Take action to save children from savages

Title: Take action to save children from savages Category: Opinion

The cases accumulate with a frequency that should be impossible to normalise. A toddler found abandoned in a Nairobi estate. A primary school girl assaulted by men who should have been her protectors. A child domestic worker, far from home and far below the legal working age, discovered living in conditions that constitute abuse by any standard. Kenya's child protection framework, on paper, is reasonably robust. The Children Act of 2022 updated decades-old legislation, strengthened definitions of abuse, and clarified mandatory reporting obligations. On the ground, the gap between the statute and the child in danger remains catastrophic.

The National Council for Children's Services is chronically underfunded. Children's officers, who are legally required to be present in every sub-county, exist in numbers far below what the caseload demands.
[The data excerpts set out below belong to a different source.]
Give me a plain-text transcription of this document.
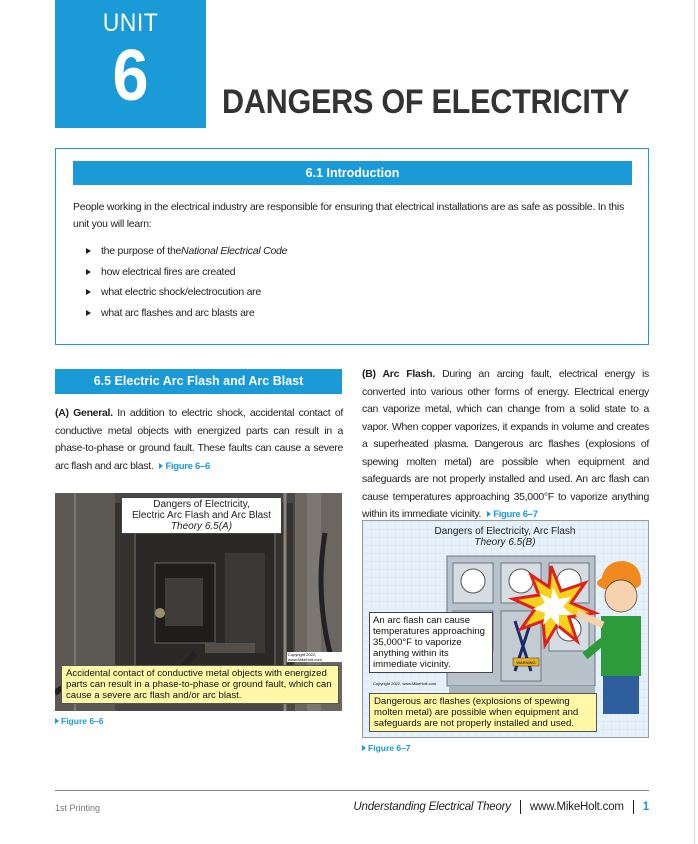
UNIT
6	DANGERS OF ELECTRICITY
6.1 Introduction

People working in the electrical industry are responsible for ensuring that electrical installations are as safe as possible. In this unit you will learn:

the purpose of the National Electrical Code
how electrical fires are created
what electric shock/electrocution are
what arc flashes and arc blasts are
6.5 Electric Arc Flash and Arc Blast

(A) General. In addition to electric shock, accidental contact of conductive metal objects with energized parts can result in a phase-to-phase or ground fault. These faults can cause a severe arc flash and arc blast. Figure 6–6

(B) Arc Flash. During an arcing fault, electrical energy is converted into various other forms of energy. Electrical energy can vaporize metal, which can change from a solid state to a vapor. When copper vaporizes, it expands in volume and creates a superheated plasma. Dangerous arc flashes (explosions of spewing molten metal) are possible when equipment and safeguards are not properly installed and used. An arc flash can cause temperatures approaching 35,000°F to vaporize anything within its immediate vicinity. Figure 6–7

Dangers of Electricity,
Electric Arc Flash and Arc Blast
Theory 6.5(A)
Copyright 2022, www.MikeHolt.com
Accidental contact of conductive metal objects with energized parts can result in a phase-to-phase or ground fault, which can cause a severe arc flash and/or arc blast.
Figure 6–6
WARNING
Dangers of Electricity, Arc Flash
Theory 6.5(B)
An arc flash can cause temperatures approaching 35,000°F to vaporize anything within its immediate vicinity.
Copyright 2022, www.MikeHolt.com
Dangerous arc flashes (explosions of spewing molten metal) are possible when equipment and safeguards are not properly installed and used.
Figure 6–7
1st Printing	Understanding Electrical Theory www.MikeHolt.com 1
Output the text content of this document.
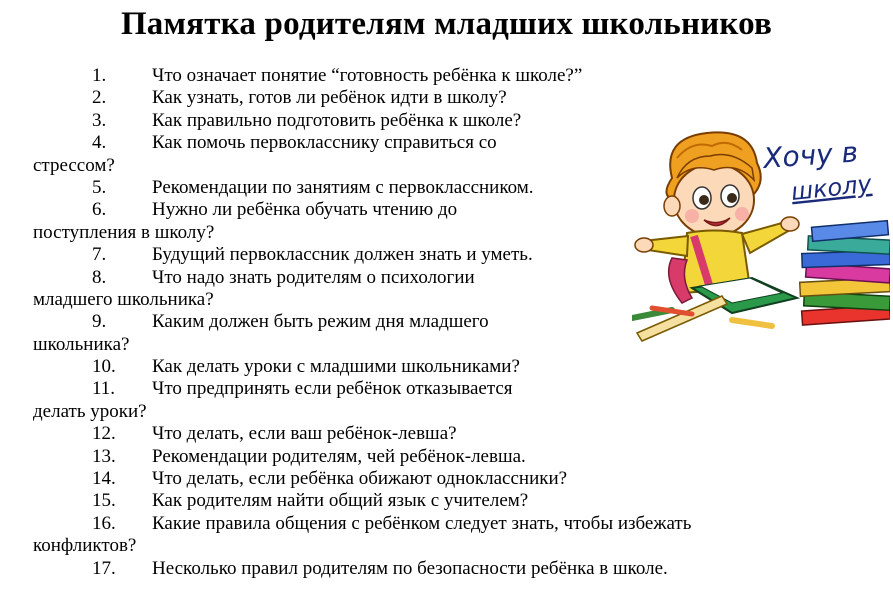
Памятка родителям младших школьников
1. Что означает понятие “готовность ребёнка к школе?”
2. Как узнать, готов ли ребёнок идти в школу?
3. Как правильно подготовить ребёнка к школе?
4. Как помочь первокласснику справиться со
стрессом?
5. Рекомендации по занятиям с первоклассником.
6. Нужно ли ребёнка обучать чтению до
поступления в школу?
7. Будущий первоклассник должен знать и уметь.
8. Что надо знать родителям о психологии
младшего школьника?
9. Каким должен быть режим дня младшего
школьника?
10. Как делать уроки с младшими школьниками?
11. Что предпринять если ребёнок отказывается
делать уроки?
12. Что делать, если ваш ребёнок-левша?
13. Рекомендации родителям, чей ребёнок-левша.
14. Что делать, если ребёнка обижают одноклассники?
15. Как родителям найти общий язык с учителем?
16. Какие правила общения с ребёнком следует знать, чтобы избежать
конфликтов?
17. Несколько правил родителям по безопасности ребёнка в школе.
Хочу в
школу
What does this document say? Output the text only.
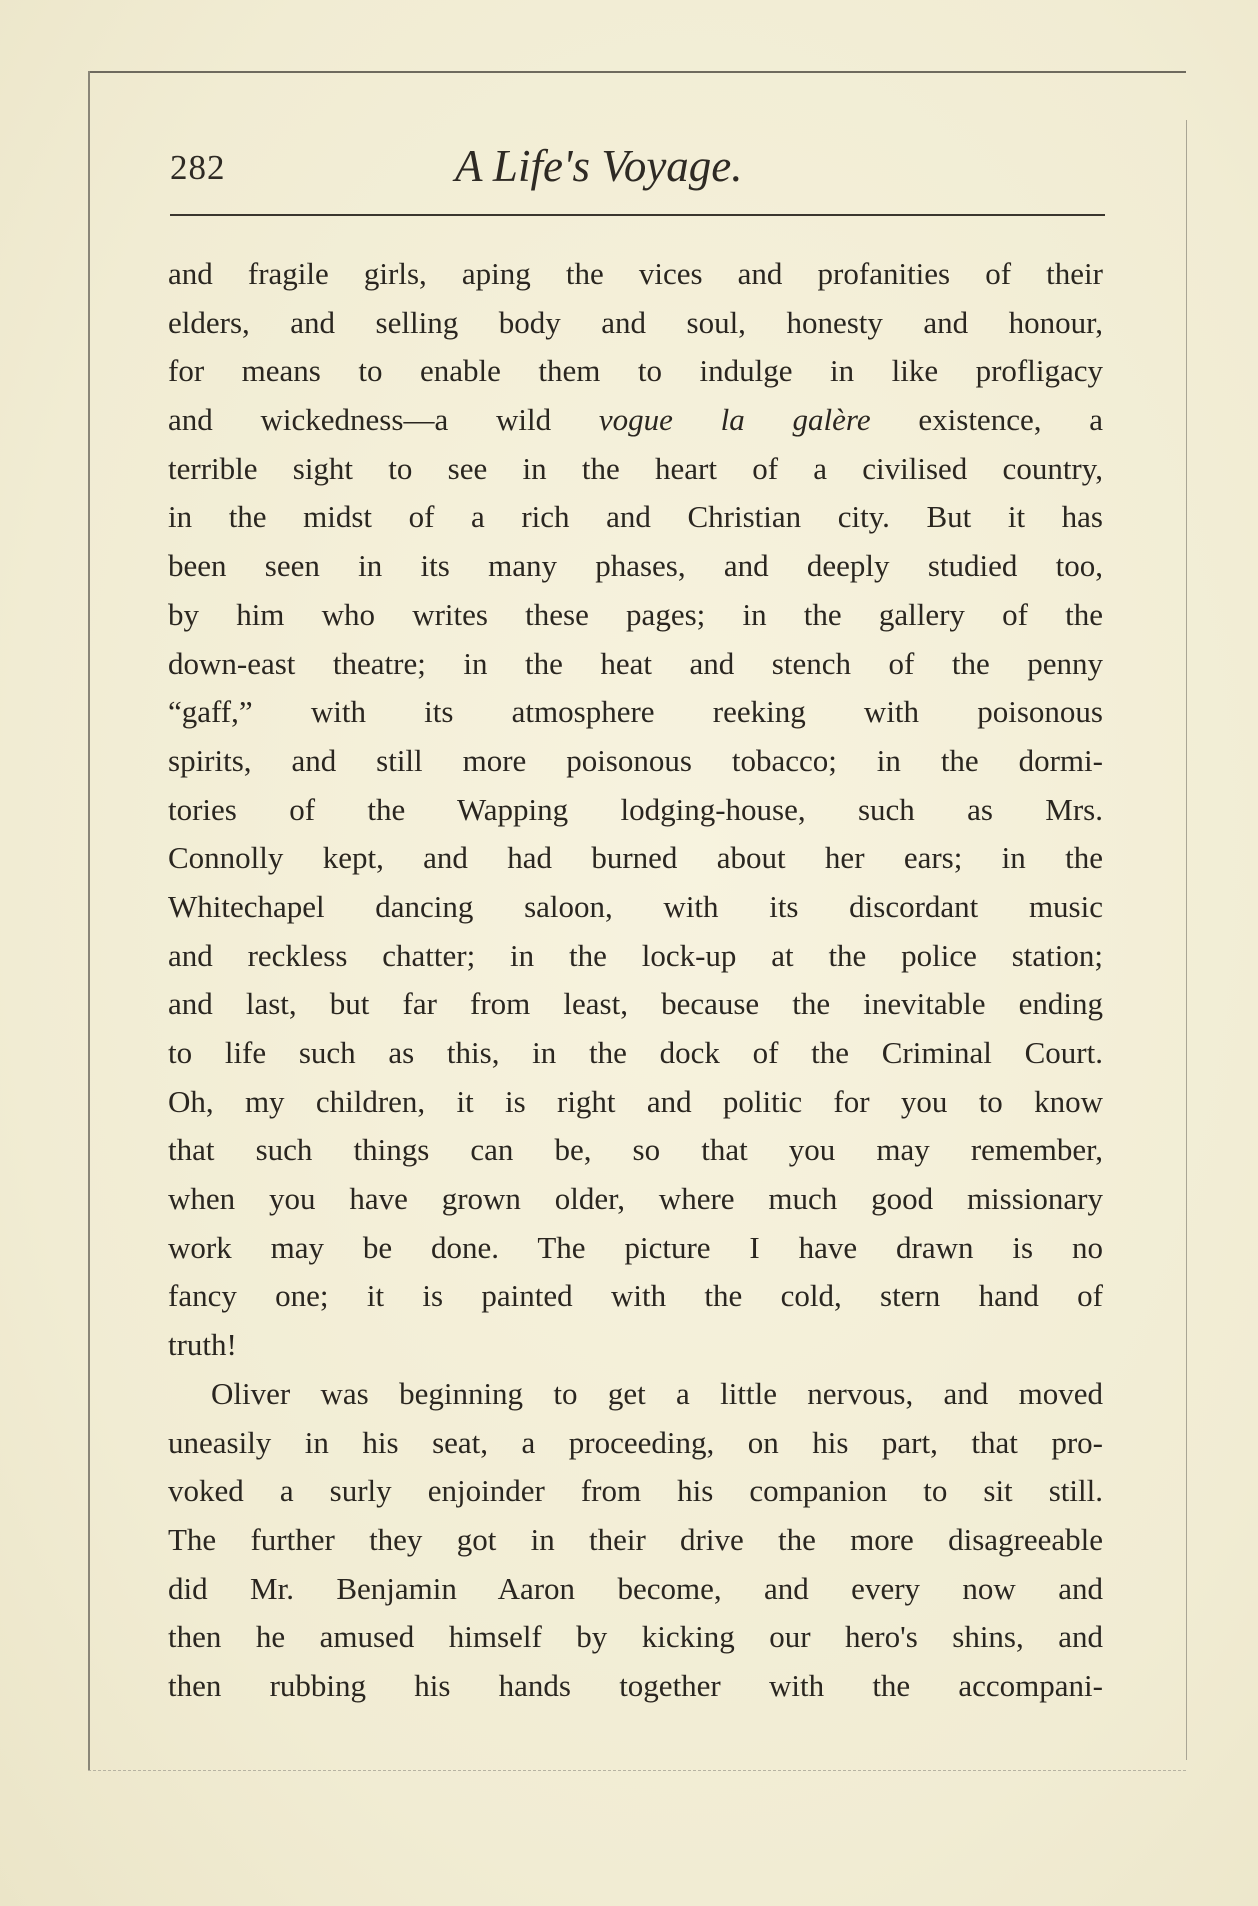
282	A Life's Voyage.
and fragile girls, aping the vices and profanities of their
elders, and selling body and soul, honesty and honour,
for means to enable them to indulge in like profligacy
and wickedness—a wild vogue la galère existence, a
terrible sight to see in the heart of a civilised country,
in the midst of a rich and Christian city. But it has
been seen in its many phases, and deeply studied too,
by him who writes these pages; in the gallery of the
down-east theatre; in the heat and stench of the penny
“gaff,” with its atmosphere reeking with poisonous
spirits, and still more poisonous tobacco; in the dormi-
tories of the Wapping lodging-house, such as Mrs.
Connolly kept, and had burned about her ears; in the
Whitechapel dancing saloon, with its discordant music
and reckless chatter; in the lock-up at the police station;
and last, but far from least, because the inevitable ending
to life such as this, in the dock of the Criminal Court.
Oh, my children, it is right and politic for you to know
that such things can be, so that you may remember,
when you have grown older, where much good missionary
work may be done. The picture I have drawn is no
fancy one; it is painted with the cold, stern hand of
truth!
Oliver was beginning to get a little nervous, and moved
uneasily in his seat, a proceeding, on his part, that pro-
voked a surly enjoinder from his companion to sit still.
The further they got in their drive the more disagreeable
did Mr. Benjamin Aaron become, and every now and
then he amused himself by kicking our hero's shins, and
then rubbing his hands together with the accompani-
When a community member does report suspected abuse, the investigative and judicial process can stretch for years, during which a child may remain in proximity to their abuser or cycle through a foster care system that is itself under severe strain.

Religious and community structures, which in many parts of Kenya represent the first line of response to a child in distress, are inconsistent in how seriously they treat disclosures. There are congregations and village elders who handle such matters with genuine care and rigour. There are others who prioritise the reputation of a family or institution over the safety of a child.

The language of moral outrage, which Kenyan public discourse generates abundantly whenever a particularly shocking case surfaces, does not by itself protect a single child. What does protect children is investment: in social workers, in functional reporting systems, in courts with dedicated children's divisions, and in communities that understand silence as complicity.